A canção Cartomante de Ivan Lins e Vitor Martins, imortalizada na voz de Elis Regina, que fala da queda sucessiva de todos os reis, parece se aplicar à Lava Jato com perfeição.
Caiu Moro, o todo-poderoso que comandava a Lava Jato raíz, a de Curitiba. Moro foi condenado pelo STF como um juiz parcial; todos seus processos contra o ex-presidente Lula foram anulados.
Caiu Dallagnol, o procurador-chefe da Lava Jato. Como depois foi revelado, Dallagnol dava “palestras” particulares a representantes do mercado financeiro em troca de dinheiro, tentou criar uma fundação que serviria para sequestrar alguns bilhões de dólares da Petrobras, combinava acusações com o juiz, e ainda ficamos sabendo que adquiriu – para especulação – dois apartamentos em Curitiba com crédito do Minha Casa Minha Vida.

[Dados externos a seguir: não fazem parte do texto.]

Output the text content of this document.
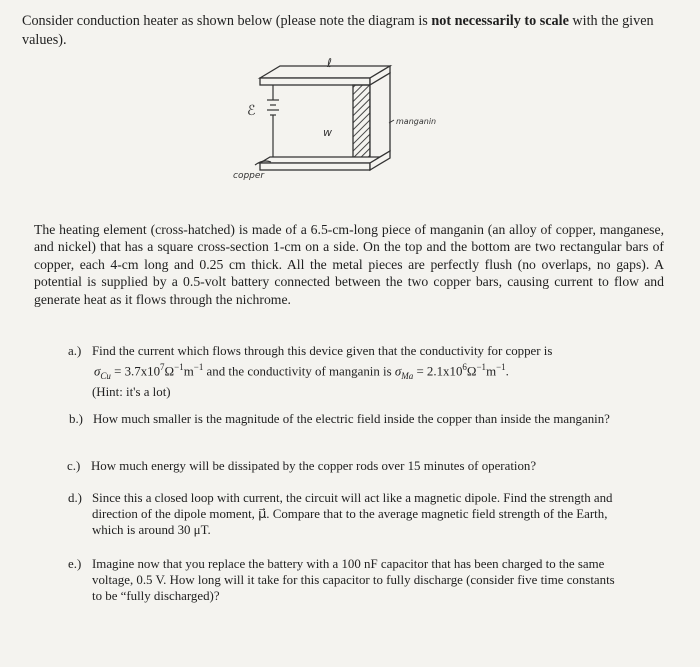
Consider conduction heater as shown below (please note the diagram is not necessarily to scale with the given values).

ℓ
ℰ
w
copper
manganin

The heating element (cross-hatched) is made of a 6.5-cm-long piece of manganin (an alloy of copper, manganese, and nickel) that has a square cross-section 1-cm on a side. On the top and the bottom are two rectangular bars of copper, each 4-cm long and 0.25 cm thick. All the metal pieces are perfectly flush (no overlaps, no gaps). A potential is supplied by a 0.5-volt battery connected between the two copper bars, causing current to flow and generate heat as it flows through the nichrome.

a.) Find the current which flows through this device given that the conductivity for copper is
$\sigma_{Cu} = 3.7x10^7\Omega^{-1}m^{-1}$ and the conductivity of manganin is $\sigma_{Ma} = 2.1x10^6\Omega^{-1}m^{-1}$.
(Hint: it's a lot)
b.) How much smaller is the magnitude of the electric field inside the copper than inside the manganin?
c.) How much energy will be dissipated by the copper rods over 15 minutes of operation?
d.) Since this a closed loop with current, the circuit will act like a magnetic dipole. Find the strength and direction of the dipole moment, μ⃗. Compare that to the average magnetic field strength of the Earth, which is around 30 μT.
e.) Imagine now that you replace the battery with a 100 nF capacitor that has been charged to the same voltage, 0.5 V. How long will it take for this capacitor to fully discharge (consider five time constants to be “fully discharged)?
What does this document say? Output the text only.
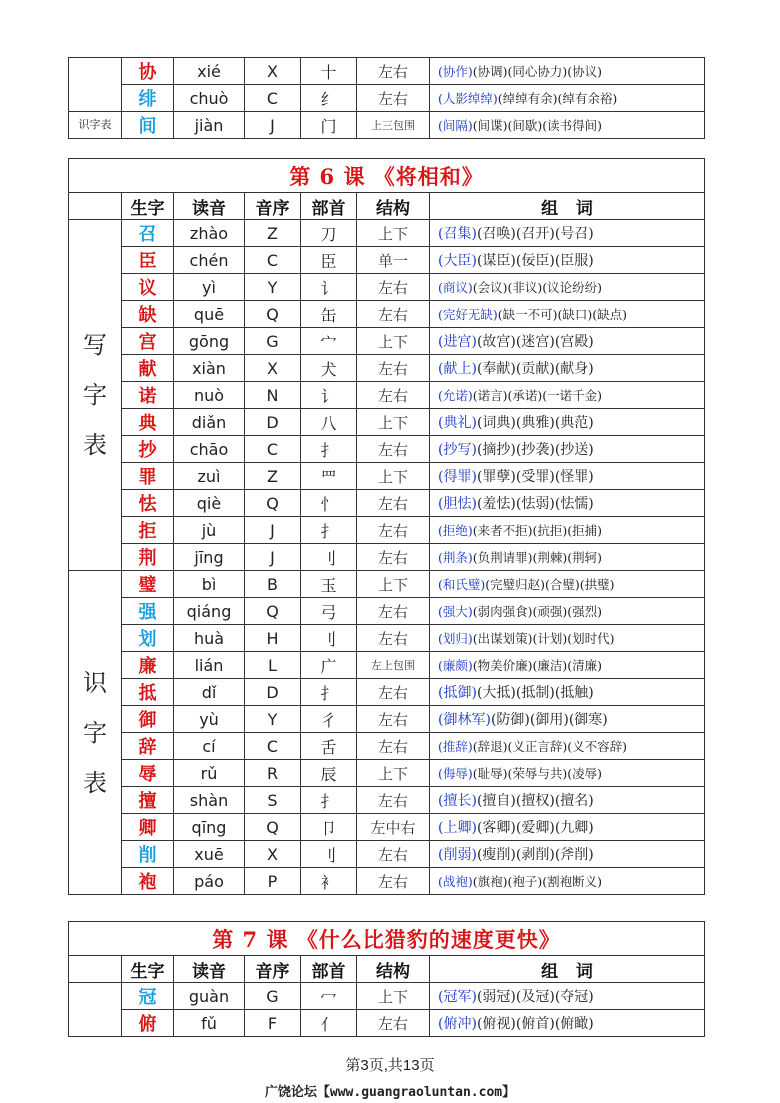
	协	xié	X	十	左右	(协作)(协调)(同心协力)(协议)
	绯	chuò	C	纟	左右	(人影绰绰)(绰绰有余)(绰有余裕)
识字表	间	jiàn	J	门	上三包围	(间隔)(间谍)(间歇)(读书得间)
第 6 课 《将相和》						
	生字	读音	音序	部首	结构	组   词

写
字
表	召	zhào	Z	刀	上下	(召集)(召唤)(召开)(号召)
	臣	chén	C	臣	单一	(大臣)(谋臣)(佞臣)(臣服)
	议	yì	Y	讠	左右	(商议)(会议)(非议)(议论纷纷)
	缺	quē	Q	缶	左右	(完好无缺)(缺一不可)(缺口)(缺点)
	宫	gōng	G	宀	上下	(进宫)(故宫)(迷宫)(宫殿)
	献	xiàn	X	犬	左右	(献上)(奉献)(贡献)(献身)
	诺	nuò	N	讠	左右	(允诺)(诺言)(承诺)(一诺千金)
	典	diǎn	D	八	上下	(典礼)(词典)(典雅)(典范)
	抄	chāo	C	扌	左右	(抄写)(摘抄)(抄袭)(抄送)
	罪	zuì	Z	罒	上下	(得罪)(罪孽)(受罪)(怪罪)
	怯	qiè	Q	忄	左右	(胆怯)(羞怯)(怯弱)(怯懦)
	拒	jù	J	扌	左右	(拒绝)(来者不拒)(抗拒)(拒捕)
	荆	jīng	J	刂	左右	(荆条)(负荆请罪)(荆棘)(荆轲)

识
字
表	璧	bì	B	玉	上下	(和氏璧)(完璧归赵)(合璧)(拱璧)
	强	qiáng	Q	弓	左右	(强大)(弱肉强食)(顽强)(强烈)
	划	huà	H	刂	左右	(划归)(出谋划策)(计划)(划时代)
	廉	lián	L	广	左上包围	(廉颇)(物美价廉)(廉洁)(清廉)
	抵	dǐ	D	扌	左右	(抵御)(大抵)(抵制)(抵触)
	御	yù	Y	彳	左右	(御林军)(防御)(御用)(御寒)
	辞	cí	C	舌	左右	(推辞)(辞退)(义正言辞)(义不容辞)
	辱	rǔ	R	辰	上下	(侮辱)(耻辱)(荣辱与共)(凌辱)
	擅	shàn	S	扌	左右	(擅长)(擅自)(擅权)(擅名)
	卿	qīng	Q	卩	左中右	(上卿)(客卿)(爱卿)(九卿)
	削	xuē	X	刂	左右	(削弱)(瘦削)(剥削)(斧削)
	袍	páo	P	衤	左右	(战袍)(旗袍)(袍子)(割袍断义)
第 7 课 《什么比猎豹的速度更快》						
	生字	读音	音序	部首	结构	组   词
	冠	guàn	G	冖	上下	(冠军)(弱冠)(及冠)(夺冠)
	俯	fǔ	F	亻	左右	(俯冲)(俯视)(俯首)(俯瞰)
第3页,共13页
广饶论坛【www.guangraoluntan.com】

E agora caiu o juiz Marcelo Bretas, que é hoje alvo de acusações cabeludíssimas por parte de um advogado que assinou um acordo de delação premiada com a Procuradoria Geral da República.

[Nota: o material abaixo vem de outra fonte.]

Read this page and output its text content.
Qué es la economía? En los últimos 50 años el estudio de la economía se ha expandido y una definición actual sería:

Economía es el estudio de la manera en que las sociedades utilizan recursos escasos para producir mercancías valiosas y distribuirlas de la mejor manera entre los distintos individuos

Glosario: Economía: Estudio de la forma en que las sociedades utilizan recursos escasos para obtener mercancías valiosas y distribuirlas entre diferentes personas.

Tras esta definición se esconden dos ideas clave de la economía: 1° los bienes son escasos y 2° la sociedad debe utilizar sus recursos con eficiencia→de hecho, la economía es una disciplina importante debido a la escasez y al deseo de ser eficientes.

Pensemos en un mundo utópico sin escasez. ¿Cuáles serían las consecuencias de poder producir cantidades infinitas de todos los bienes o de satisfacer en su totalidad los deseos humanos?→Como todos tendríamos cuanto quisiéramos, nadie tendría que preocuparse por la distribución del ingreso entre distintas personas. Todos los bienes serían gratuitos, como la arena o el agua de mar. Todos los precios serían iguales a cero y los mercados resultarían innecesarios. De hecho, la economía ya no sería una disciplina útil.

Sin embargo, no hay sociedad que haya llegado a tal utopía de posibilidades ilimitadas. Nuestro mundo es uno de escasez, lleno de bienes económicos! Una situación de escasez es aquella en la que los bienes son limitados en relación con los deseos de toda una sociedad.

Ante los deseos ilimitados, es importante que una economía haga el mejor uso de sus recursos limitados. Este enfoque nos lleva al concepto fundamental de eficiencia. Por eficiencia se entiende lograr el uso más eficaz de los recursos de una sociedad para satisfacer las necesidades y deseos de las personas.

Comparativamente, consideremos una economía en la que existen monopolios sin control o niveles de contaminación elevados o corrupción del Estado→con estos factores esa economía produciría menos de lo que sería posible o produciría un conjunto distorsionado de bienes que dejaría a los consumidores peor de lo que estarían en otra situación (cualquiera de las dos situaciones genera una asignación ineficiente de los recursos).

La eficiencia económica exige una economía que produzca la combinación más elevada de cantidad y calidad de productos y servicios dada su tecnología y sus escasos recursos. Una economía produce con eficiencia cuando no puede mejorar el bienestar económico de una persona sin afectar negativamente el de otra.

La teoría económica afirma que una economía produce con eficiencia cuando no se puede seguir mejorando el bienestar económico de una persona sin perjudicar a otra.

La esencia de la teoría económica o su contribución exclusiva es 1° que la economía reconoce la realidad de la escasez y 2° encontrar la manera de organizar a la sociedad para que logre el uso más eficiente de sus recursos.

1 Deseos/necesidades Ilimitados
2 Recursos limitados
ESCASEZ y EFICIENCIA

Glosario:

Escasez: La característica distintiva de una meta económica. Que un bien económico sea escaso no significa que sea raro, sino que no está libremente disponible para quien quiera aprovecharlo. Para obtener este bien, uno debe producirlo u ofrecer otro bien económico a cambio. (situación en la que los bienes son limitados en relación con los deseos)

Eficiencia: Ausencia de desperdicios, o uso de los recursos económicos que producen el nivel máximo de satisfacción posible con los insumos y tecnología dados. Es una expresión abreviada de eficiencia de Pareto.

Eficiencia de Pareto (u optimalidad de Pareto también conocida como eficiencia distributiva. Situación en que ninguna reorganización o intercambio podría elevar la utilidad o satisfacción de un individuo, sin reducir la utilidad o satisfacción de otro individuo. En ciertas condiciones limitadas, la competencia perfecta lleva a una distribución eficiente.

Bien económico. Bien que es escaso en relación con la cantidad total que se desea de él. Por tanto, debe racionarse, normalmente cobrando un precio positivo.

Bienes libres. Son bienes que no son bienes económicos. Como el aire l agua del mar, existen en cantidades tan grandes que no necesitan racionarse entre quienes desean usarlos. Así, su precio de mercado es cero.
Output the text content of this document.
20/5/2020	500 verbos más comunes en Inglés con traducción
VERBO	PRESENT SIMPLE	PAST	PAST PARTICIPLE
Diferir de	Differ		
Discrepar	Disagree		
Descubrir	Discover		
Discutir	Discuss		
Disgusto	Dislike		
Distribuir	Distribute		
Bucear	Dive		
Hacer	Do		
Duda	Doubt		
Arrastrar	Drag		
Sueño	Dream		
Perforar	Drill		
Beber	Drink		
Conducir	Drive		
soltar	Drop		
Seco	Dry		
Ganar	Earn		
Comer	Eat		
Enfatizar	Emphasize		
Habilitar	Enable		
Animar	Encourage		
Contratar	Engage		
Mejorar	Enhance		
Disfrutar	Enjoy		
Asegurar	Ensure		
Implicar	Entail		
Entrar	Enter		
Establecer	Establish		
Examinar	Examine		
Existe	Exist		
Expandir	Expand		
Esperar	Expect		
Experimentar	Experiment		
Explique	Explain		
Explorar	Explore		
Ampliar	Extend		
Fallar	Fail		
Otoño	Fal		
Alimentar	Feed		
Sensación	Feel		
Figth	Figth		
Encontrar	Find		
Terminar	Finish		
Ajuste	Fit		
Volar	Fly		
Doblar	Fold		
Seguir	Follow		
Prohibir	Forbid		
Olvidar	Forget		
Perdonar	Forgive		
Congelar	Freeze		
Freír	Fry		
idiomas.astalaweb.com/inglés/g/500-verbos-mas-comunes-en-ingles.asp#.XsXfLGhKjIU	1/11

Se fosse possível fazer gradações para a corrupção, certamente uma das mais repugnantes é aquela cometida por um juiz que vende sentenças.
É disso que Bretas é acusado. Mas não só isso. Segundo a reportagem publicada na Veja há pouco, o criminalista que fez a delação afirma que Bretas não é um magistrado imparcial, e que se porta como policial, promotor e juiz ao mesmo tempo.

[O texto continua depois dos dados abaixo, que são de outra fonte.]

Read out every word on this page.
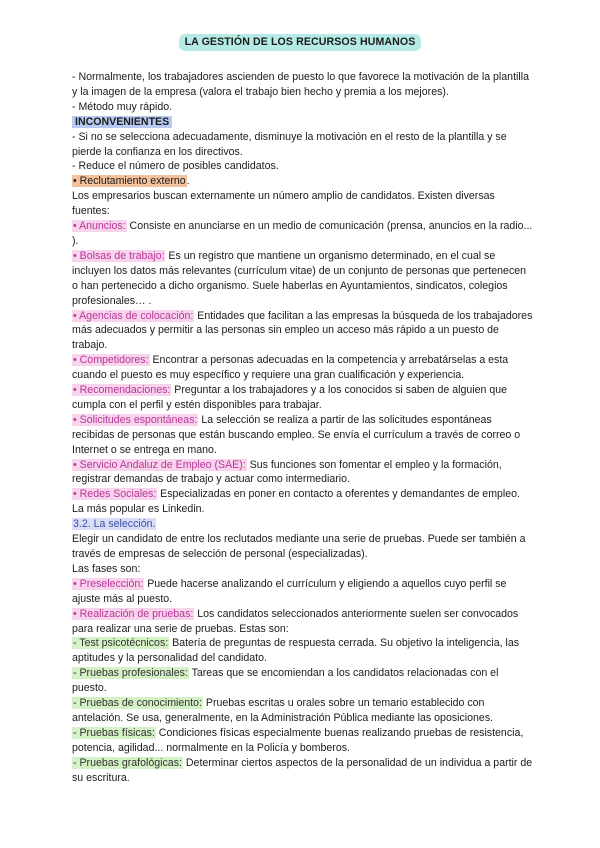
LA GESTIÓN DE LOS RECURSOS HUMANOS

- Normalmente, los trabajadores ascienden de puesto lo que favorece la motivación de la plantilla y la imagen de la empresa (valora el trabajo bien hecho y premia a los mejores).

- Método muy rápido.

INCONVENIENTES

- Si no se selecciona adecuadamente, disminuye la motivación en el resto de la plantilla y se pierde la confianza en los directivos.

- Reduce el número de posibles candidatos.

• Reclutamiento externo.

Los empresarios buscan externamente un número amplio de candidatos. Existen diversas fuentes:

• Anuncios: Consiste en anunciarse en un medio de comunicación (prensa, anuncios en la radio... ).

• Bolsas de trabajo: Es un registro que mantiene un organismo determinado, en el cual se incluyen los datos más relevantes (currículum vitae) de un conjunto de personas que pertenecen o han pertenecido a dicho organismo. Suele haberlas en Ayuntamientos, sindicatos, colegios profesionales… .

• Agencias de colocación: Entidades que facilitan a las empresas la búsqueda de los trabajadores más adecuados y permitir a las personas sin empleo un acceso más rápido a un puesto de trabajo.

• Competidores: Encontrar a personas adecuadas en la competencia y arrebatárselas a esta cuando el puesto es muy específico y requiere una gran cualificación y experiencia.

• Recomendaciones: Preguntar a los trabajadores y a los conocidos si saben de alguien que cumpla con el perfil y estén disponibles para trabajar.

• Solicitudes espontáneas: La selección se realiza a partir de las solicitudes espontáneas recibidas de personas que están buscando empleo. Se envía el currículum a través de correo o Internet o se entrega en mano.

• Servicio Andaluz de Empleo (SAE): Sus funciones son fomentar el empleo y la formación, registrar demandas de trabajo y actuar como intermediario.

• Redes Sociales: Especializadas en poner en contacto a oferentes y demandantes de empleo. La más popular es Linkedin.

3.2. La selección.

Elegir un candidato de entre los reclutados mediante una serie de pruebas. Puede ser también a través de empresas de selección de personal (especializadas).

Las fases son:

• Preselección: Puede hacerse analizando el currículum y eligiendo a aquellos cuyo perfil se ajuste más al puesto.

• Realización de pruebas: Los candidatos seleccionados anteriormente suelen ser convocados para realizar una serie de pruebas. Estas son:

- Test psicotécnicos: Batería de preguntas de respuesta cerrada. Su objetivo la inteligencia, las aptitudes y la personalidad del candidato.

- Pruebas profesionales: Tareas que se encomiendan a los candidatos relacionadas con el puesto.

- Pruebas de conocimiento: Pruebas escritas u orales sobre un temario establecido con antelación. Se usa, generalmente, en la Administración Pública mediante las oposiciones.

- Pruebas físicas: Condiciones físicas especialmente buenas realizando pruebas de resistencia, potencia, agilidad... normalmente en la Policía y bomberos.

- Pruebas grafológicas: Determinar ciertos aspectos de la personalidad de un individua a partir de su escritura.
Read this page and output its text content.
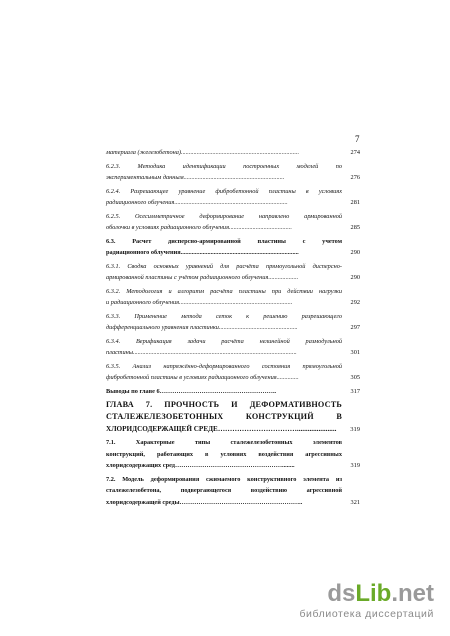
7
материала (железобетона)...........................................................................	274
6.2.3. Методика идентификации построенных моделей по
экспериментальным данным................................................................	276
6.2.4. Разрешающее уравнение фибробетонной пластины в условиях
радиационного облучения........................................................................	281
6.2.5. Осесимметричное деформирование направлено армированной
оболочки в условиях радиационного облучения........................................	285
6.3. Расчет дисперсно-армированной пластины с учетом
радиационного облучения...........................................................................	290
6.3.1. Сводка основных уравнений для расчёта прямоугольной дисперсно-
армированной пластины с учётом радиационного облучения...................	290
6.3.2. Методология и алгоритм расчёта пластины при действии нагрузки
и радиационного облучения........................................................................	292
6.3.3. Применение метода сеток к решению разрешающего
дифференциального уравнения пластинки..................................................	297
6.3.4. Верификация задачи расчёта нелинейной размодульной
пластины........................................................................................................	301
6.3.5. Анализ напряжённо-деформированного состояния прямоугольной
фибробетонной пластины в условиях радиационного облучения..............	305
Выводы по главе 6………………………………………………..	317
ГЛАВА 7. ПРОЧНОСТЬ И ДЕФОРМАТИВНОСТЬ
СТАЛЕЖЕЛЕЗОБЕТОННЫХ КОНСТРУКЦИЙ В
ХЛОРИДСОДЕРЖАЩЕЙ СРЕДЕ……………………………......................	319
7.1. Характерные типы сталежелезобетонных элементов
конструкций, работающих в условиях воздействия агрессивных
хлоридсодержащих сред……………………………………………........	319
7.2. Модель деформирования сжимаемого конструктивного элемента из
сталежелезобетона, подвергающегося воздействию агрессивной
хлоридсодержащей среды…………………………………………………..	321
dsLib.net
библиотека диссертаций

O advogado acusa Bretas de negociar penas, orientar advogados, perseguir réus, combinar estratégias com o Ministério Público, direcionar acordos, pressionar investigados, manobrar processos e até mesmo usar seu poder para influenciar eleições.
São todos crimes gravíssimos, que, em qualquer país do mundo, significariam longos anos de prisão para um juiz.
A delação de Nythalmar Dias Ferreira Filho, um jovem advogado de 31 anos, lembra a Vaza Jato, como foi apelidado o vazamento de mensagens de procuradores e juiz da Lava Jato, porque Ferreira também apresentou prints e áudios de conversas.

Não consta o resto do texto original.